All these factors have nothing to do with Hegseth’s claims that the US military is wokeness central and has embraced, in his words, “trans lunacy.”

Additionally, Hegseth says, “Lots of people need to be fired” at the Pentagon. A particular object of Hesgeth’s anger is the chairman of the Joint Chiefs of Staff, Gen. Charles “CQ” Brown, who is Black. Hegseth portrays Brown as a general officer obsessed with diversity, equity and inclusion, or DEI.

Because of the purportedly “woke Marxist” military, Hegseth cites an anonymous US Army officer who told him that “overall readiness is in serious crisis,” referring to the ability of US military units to deploy quickly for combat. In fact, the readiness rates are higher now than in years. “Currently, 60% of our active force is at the highest states of readiness and could deploy to combat in less than 30 days,” the then-chairman of the Joint Chiefs, Gen. Mark Milley, testified before a congressional committee last year.

CNN asked the Trump transition for comment on the claims made in Hegseth’s book.

In his book, Hegseth is very exercised about the role of women in combat because he says women are less effective fighters. It is certainly the case that few women have passed the “Q” course to become US Special Forces soldiers.

Yet, women play many key roles in the US military — just as they do in the Israeli army — something Hegseth seemed to publicly acknowledge Wednesday when he told reporters, “We support all women serving in our military today who do a fantastic job across the globe, in our Pentagon, and deliver critical aspects, all aspects, combat included, and they have … for quite some time.”

Like other Republicans, Hegseth wants answers to who is responsible for the shambolic US withdrawal from Afghanistan in the summer of 2021. Hegseth blames the US military when it was simply following orders issued by the Biden administration to withdraw all troops, and when it was, instead, the State Department that had no plan for an orderly evacuation until it was too late.

Hegseth also claims that “coastal elites” hold military service against those who serve. This is an odd claim when 18% of the 118th Congress are veterans, while the Census Bureau estimates 6% of the overall US population are veterans. It seems that military service is something that voters around the country appreciate.

Hegseth writes eloquently about his time serving in the Iraq War, which was a marked contrast to his previous job at Bear Stearns in New York City, crunching “numbers on an Excel spreadsheet for boring meetings with really rich bankers.” Hesgeth’s account of fighting in Iraq, when the war was at its height and where he earned the first of his two Bronze Stars, is the least polemical and the most interesting part of his book.

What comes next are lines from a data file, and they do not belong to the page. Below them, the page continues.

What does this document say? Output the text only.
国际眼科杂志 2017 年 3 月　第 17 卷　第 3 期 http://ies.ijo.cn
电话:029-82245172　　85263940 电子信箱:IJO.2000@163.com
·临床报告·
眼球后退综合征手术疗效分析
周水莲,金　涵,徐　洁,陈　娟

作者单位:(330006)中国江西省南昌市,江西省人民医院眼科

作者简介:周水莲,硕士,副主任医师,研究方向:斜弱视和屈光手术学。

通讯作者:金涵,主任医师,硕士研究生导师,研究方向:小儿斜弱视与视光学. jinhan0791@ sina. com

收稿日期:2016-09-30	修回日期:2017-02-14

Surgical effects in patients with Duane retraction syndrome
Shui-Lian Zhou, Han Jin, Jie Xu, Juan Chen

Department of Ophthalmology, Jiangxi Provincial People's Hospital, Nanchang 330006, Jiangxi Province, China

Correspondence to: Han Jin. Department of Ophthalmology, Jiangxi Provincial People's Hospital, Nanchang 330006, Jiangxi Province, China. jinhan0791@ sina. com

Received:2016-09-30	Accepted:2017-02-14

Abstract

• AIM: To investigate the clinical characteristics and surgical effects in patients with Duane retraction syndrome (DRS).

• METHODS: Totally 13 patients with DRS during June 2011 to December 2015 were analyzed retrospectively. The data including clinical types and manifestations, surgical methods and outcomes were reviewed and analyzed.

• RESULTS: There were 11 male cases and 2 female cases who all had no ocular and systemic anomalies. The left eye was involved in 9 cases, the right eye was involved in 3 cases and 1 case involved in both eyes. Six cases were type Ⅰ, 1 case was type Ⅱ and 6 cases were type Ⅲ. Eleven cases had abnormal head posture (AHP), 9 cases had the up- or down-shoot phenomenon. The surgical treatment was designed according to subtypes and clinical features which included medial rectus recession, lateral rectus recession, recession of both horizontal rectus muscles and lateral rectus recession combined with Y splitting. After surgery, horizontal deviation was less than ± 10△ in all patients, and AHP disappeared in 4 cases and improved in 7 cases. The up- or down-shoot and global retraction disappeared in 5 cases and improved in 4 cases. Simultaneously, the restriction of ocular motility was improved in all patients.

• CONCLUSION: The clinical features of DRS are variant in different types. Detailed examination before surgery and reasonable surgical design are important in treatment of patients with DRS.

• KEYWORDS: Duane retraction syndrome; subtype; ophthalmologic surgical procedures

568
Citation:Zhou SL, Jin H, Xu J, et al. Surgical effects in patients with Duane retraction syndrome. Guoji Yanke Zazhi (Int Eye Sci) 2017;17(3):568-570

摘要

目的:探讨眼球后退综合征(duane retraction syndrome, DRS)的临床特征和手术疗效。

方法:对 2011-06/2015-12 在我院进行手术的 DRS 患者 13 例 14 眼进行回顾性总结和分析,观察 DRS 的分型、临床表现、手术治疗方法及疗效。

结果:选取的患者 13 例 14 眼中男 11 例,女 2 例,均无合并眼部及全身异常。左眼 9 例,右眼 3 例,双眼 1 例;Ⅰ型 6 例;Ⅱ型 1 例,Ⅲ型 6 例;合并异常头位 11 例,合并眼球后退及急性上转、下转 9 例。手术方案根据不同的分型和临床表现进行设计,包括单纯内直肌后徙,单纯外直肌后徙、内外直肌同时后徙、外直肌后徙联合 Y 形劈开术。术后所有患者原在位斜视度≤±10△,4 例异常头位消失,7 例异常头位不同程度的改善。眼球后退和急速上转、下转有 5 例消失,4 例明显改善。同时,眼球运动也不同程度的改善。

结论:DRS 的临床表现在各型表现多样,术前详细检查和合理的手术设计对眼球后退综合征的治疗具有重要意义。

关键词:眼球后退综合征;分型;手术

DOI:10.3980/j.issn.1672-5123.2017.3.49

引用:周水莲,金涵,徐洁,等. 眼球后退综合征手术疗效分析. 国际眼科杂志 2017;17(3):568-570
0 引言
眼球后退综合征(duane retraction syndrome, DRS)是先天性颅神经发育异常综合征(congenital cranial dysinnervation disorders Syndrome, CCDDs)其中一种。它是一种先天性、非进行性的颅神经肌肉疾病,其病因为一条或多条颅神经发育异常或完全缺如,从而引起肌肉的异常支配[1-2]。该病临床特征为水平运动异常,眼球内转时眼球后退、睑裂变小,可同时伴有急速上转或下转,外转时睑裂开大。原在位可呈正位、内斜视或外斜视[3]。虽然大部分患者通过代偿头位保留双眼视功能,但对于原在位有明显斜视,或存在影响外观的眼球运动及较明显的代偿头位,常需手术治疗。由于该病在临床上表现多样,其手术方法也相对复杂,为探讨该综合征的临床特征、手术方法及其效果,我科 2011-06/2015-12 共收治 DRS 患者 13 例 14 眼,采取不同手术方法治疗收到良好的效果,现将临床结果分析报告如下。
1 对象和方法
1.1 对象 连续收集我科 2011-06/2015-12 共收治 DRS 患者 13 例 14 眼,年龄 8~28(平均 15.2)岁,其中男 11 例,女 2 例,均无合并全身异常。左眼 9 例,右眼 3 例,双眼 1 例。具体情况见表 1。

But a decade and a half later, his military career was over. Hegseth claims he was deemed to be a possible Christian nationalist extremist because of his tattoo of a Jerusalem cross and was prevented from serving in his National Guard unit in Washington, DC, protecting the January 2021 inauguration of President Joe Biden (which came only two weeks after the riot by Trump’s supporters at the US Capitol). Though, according to the Associated Press, it was a different tattoo, one reading “Deus Vult” (Latin for “God wills it” and an expression associated with the Crusades) that led military leaders to tell him to stay home.

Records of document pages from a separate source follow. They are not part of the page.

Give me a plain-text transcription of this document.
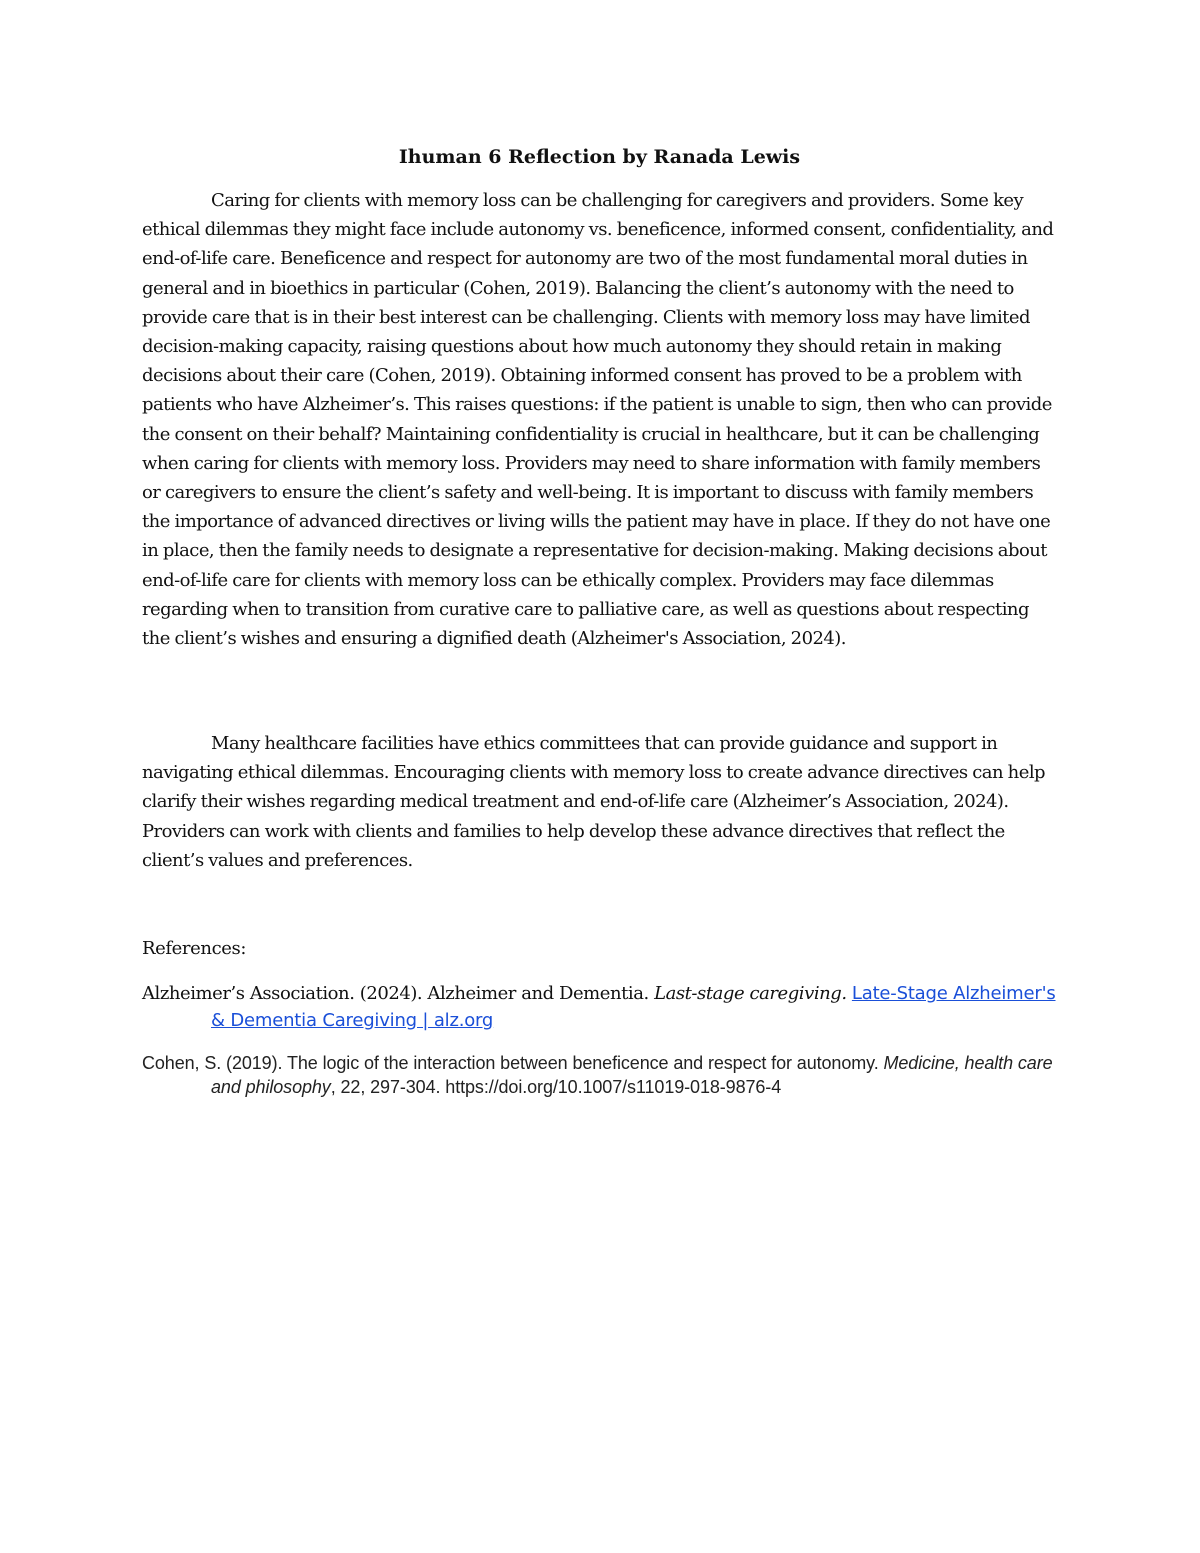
Ihuman 6 Reflection by Ranada Lewis

Caring for clients with memory loss can be challenging for caregivers and providers. Some key ethical dilemmas they might face include autonomy vs. beneficence, informed consent, confidentiality, and end-of-life care. Beneficence and respect for autonomy are two of the most fundamental moral duties in general and in bioethics in particular (Cohen, 2019). Balancing the client’s autonomy with the need to provide care that is in their best interest can be challenging. Clients with memory loss may have limited decision-making capacity, raising questions about how much autonomy they should retain in making decisions about their care (Cohen, 2019). Obtaining informed consent has proved to be a problem with patients who have Alzheimer’s. This raises questions: if the patient is unable to sign, then who can provide the consent on their behalf? Maintaining confidentiality is crucial in healthcare, but it can be challenging when caring for clients with memory loss. Providers may need to share information with family members or caregivers to ensure the client’s safety and well-being. It is important to discuss with family members the importance of advanced directives or living wills the patient may have in place. If they do not have one in place, then the family needs to designate a representative for decision-making. Making decisions about end-of-life care for clients with memory loss can be ethically complex. Providers may face dilemmas regarding when to transition from curative care to palliative care, as well as questions about respecting the client’s wishes and ensuring a dignified death (Alzheimer's Association, 2024).

Many healthcare facilities have ethics committees that can provide guidance and support in navigating ethical dilemmas. Encouraging clients with memory loss to create advance directives can help clarify their wishes regarding medical treatment and end-of-life care (Alzheimer’s Association, 2024). Providers can work with clients and families to help develop these advance directives that reflect the client’s values and preferences.

References:

Alzheimer’s Association. (2024). Alzheimer and Dementia. Last-stage caregiving. Late-Stage Alzheimer's & Dementia Caregiving | alz.org

Cohen, S. (2019). The logic of the interaction between beneficence and respect for autonomy. Medicine, health care and philosophy, 22, 297-304. https://doi.org/10.1007/s11019-018-9876-4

Hegseth seems quite bitter about this experience, which resulted in him putting on his uniform for the last time a couple of months later.

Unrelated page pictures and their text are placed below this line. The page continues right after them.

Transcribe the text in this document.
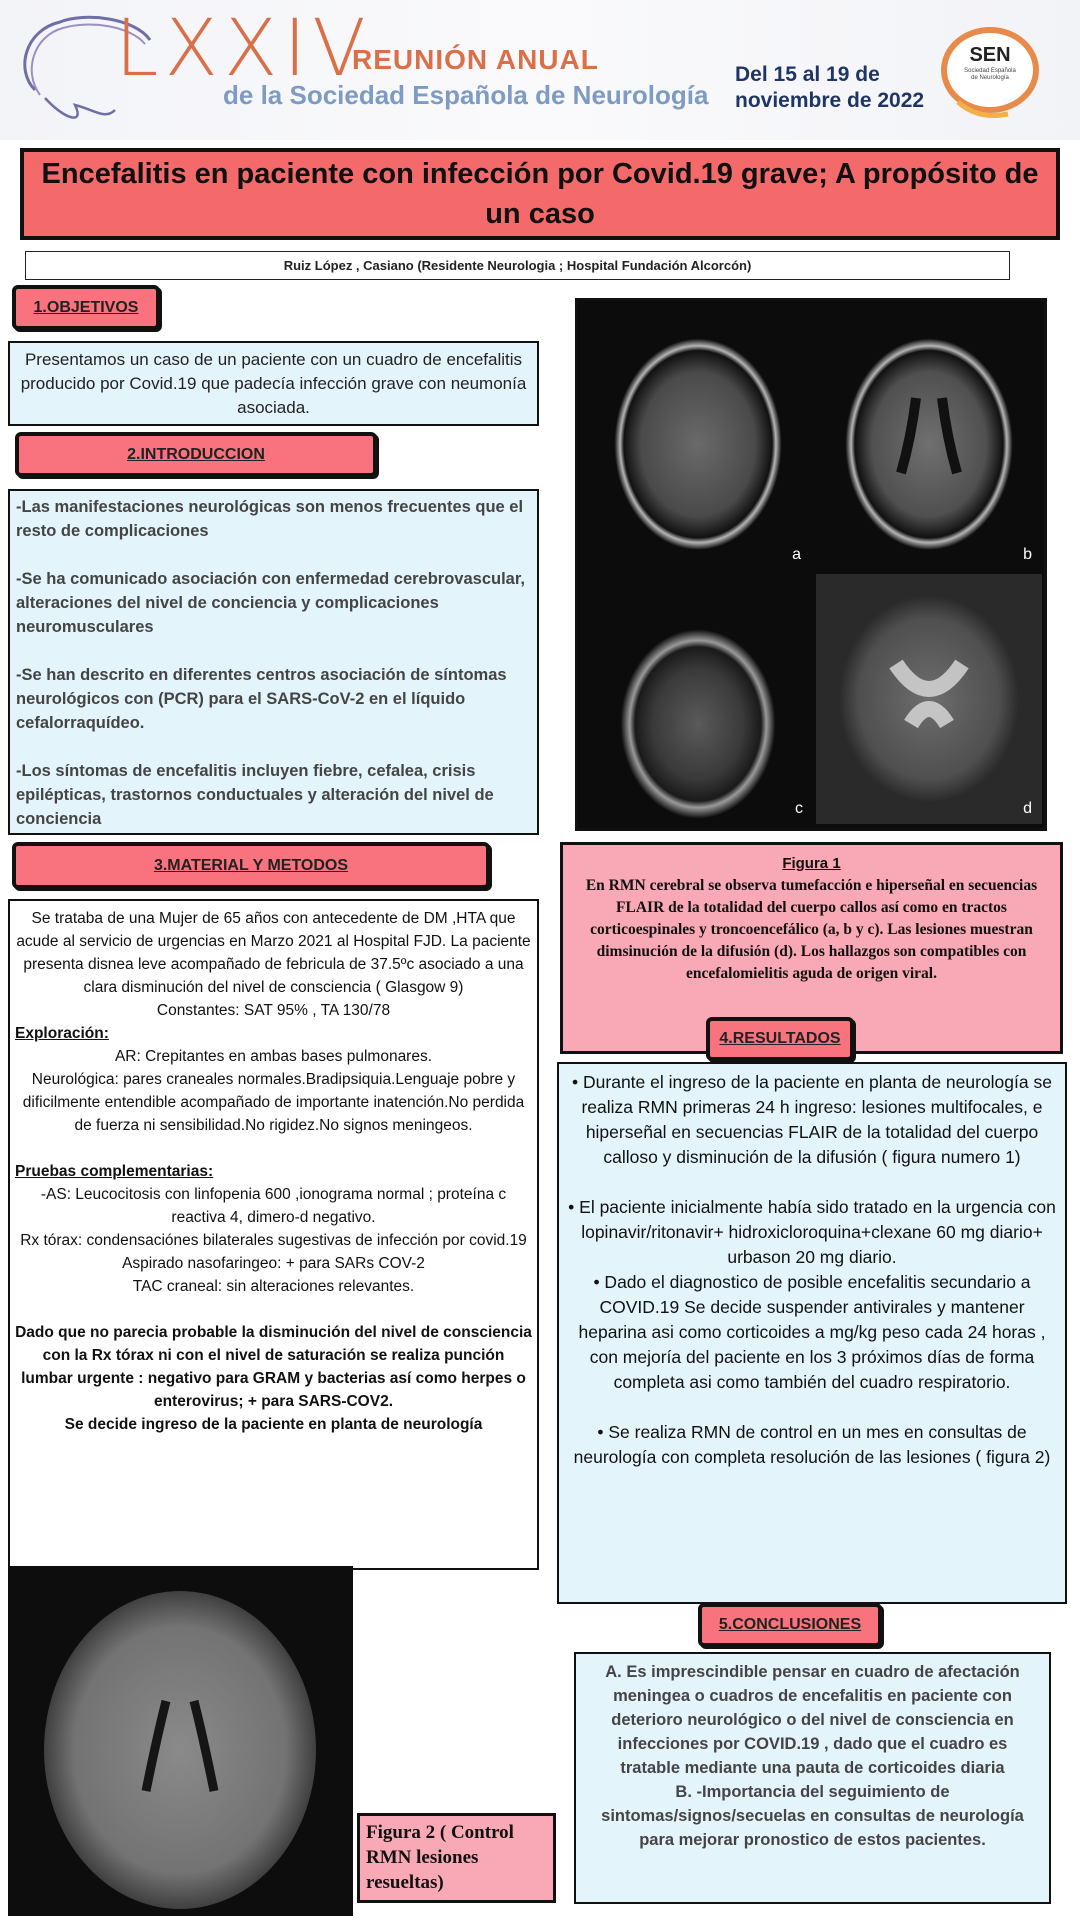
LXXIV
REUNIÓN ANUAL
de la Sociedad Española de Neurología
Del 15 al 19 de
noviembre de 2022
SEN
Sociedad Española de Neurología
Encefalitis en paciente con infección por Covid.19 grave; A propósito de un caso
Ruiz López , Casiano (Residente Neurologia ; Hospital Fundación Alcorcón)
1.OBJETIVOS

Presentamos un caso de un paciente con un cuadro de encefalitis producido por Covid.19 que padecía infección grave con neumonía asociada.

2.INTRODUCCION

-Las manifestaciones neurológicas son menos frecuentes que el resto de complicaciones

-Se ha comunicado asociación con enfermedad cerebrovascular, alteraciones del nivel de conciencia y complicaciones neuromusculares

-Se han descrito en diferentes centros asociación de síntomas neurológicos con (PCR) para el SARS-CoV-2 en el líquido cefalorraquídeo.

-Los síntomas de encefalitis incluyen fiebre, cefalea, crisis epilépticas, trastornos conductuales y alteración del nivel de conciencia

3.MATERIAL Y METODOS

Se trataba de una Mujer de 65 años con antecedente de DM ,HTA que acude al servicio de urgencias en Marzo 2021 al Hospital FJD. La paciente presenta disnea leve acompañado de febricula de 37.5ºc asociado a una clara disminución del nivel de consciencia ( Glasgow 9)

Constantes: SAT 95% , TA 130/78

Exploración:

AR: Crepitantes en ambas bases pulmonares.

Neurológica: pares craneales normales.Bradipsiquia.Lenguaje pobre y dificilmente entendible acompañado de importante inatención.No perdida de fuerza ni sensibilidad.No rigidez.No signos meningeos.

Pruebas complementarias:

-AS: Leucocitosis con linfopenia 600 ,ionograma normal ; proteína c reactiva 4, dimero-d negativo.

Rx tórax: condensaciónes bilaterales sugestivas de infección por covid.19

Aspirado nasofaringeo: + para SARs COV-2

TAC craneal: sin alteraciones relevantes.

Dado que no parecia probable la disminución del nivel de consciencia con la Rx tórax ni con el nivel de saturación se realiza punción lumbar urgente : negativo para GRAM y bacterias así como herpes o enterovirus; + para SARS-COV2.

Se decide ingreso de la paciente en planta de neurología

a	b
c	d

Figura 1

En RMN cerebral se observa tumefacción e hiperseñal en secuencias FLAIR de la totalidad del cuerpo callos así como en tractos corticoespinales y troncoencefálico (a, b y c). Las lesiones muestran dimsinución de la difusión (d). Los hallazgos son compatibles con encefalomielitis aguda de origen viral.

4.RESULTADOS

• Durante el ingreso de la paciente en planta de neurología se realiza RMN primeras 24 h ingreso: lesiones multifocales, e hiperseñal en secuencias FLAIR de la totalidad del cuerpo calloso y disminución de la difusión ( figura numero 1)

• El paciente inicialmente había sido tratado en la urgencia con lopinavir/ritonavir+ hidroxicloroquina+clexane 60 mg diario+ urbason 20 mg diario.

• Dado el diagnostico de posible encefalitis secundario a COVID.19 Se decide suspender antivirales y mantener heparina asi como corticoides a mg/kg peso cada 24 horas , con mejoría del paciente en los 3 próximos días de forma completa asi como también del cuadro respiratorio.

• Se realiza RMN de control en un mes en consultas de neurología con completa resolución de las lesiones ( figura 2)

Figura 2 ( Control RMN lesiones resueltas)
5.CONCLUSIONES

A. Es imprescindible pensar en cuadro de afectación meningea o cuadros de encefalitis en paciente con deterioro neurológico o del nivel de consciencia en infecciones por COVID.19 , dado que el cuadro es tratable mediante una pauta de corticoides diaria

B. -Importancia del seguimiento de sintomas/signos/secuelas en consultas de neurología para mejorar pronostico de estos pacientes.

Hegseth’s book is a diatribe against supposed wokeness in the US military and the spinelessness of military leaders like Gen. Brown who are purportedly implementing the woke agenda. Should Hegseth become secretary of defense, this may set up a fight between him and top American generals, particularly over the issue of transgender troops.

There could also be a battle over the question of “Who lost Afghanistan?” — which Hegseth squarely blames the generals for.

In his book, Hegseth is silent on the big issues that a future secretary of defense might have to face, such as the Chinese possibly invading Taiwan. The CIA’s chief assesses that Chinese leader Xi Jinping has told his military to be ready to take the island by 2027. For Hegseth’s views on those kinds of issues, we will likely have to wait for his confirmation hearing, which, for the moment, appears to be on track given Trump’s strong continued backing.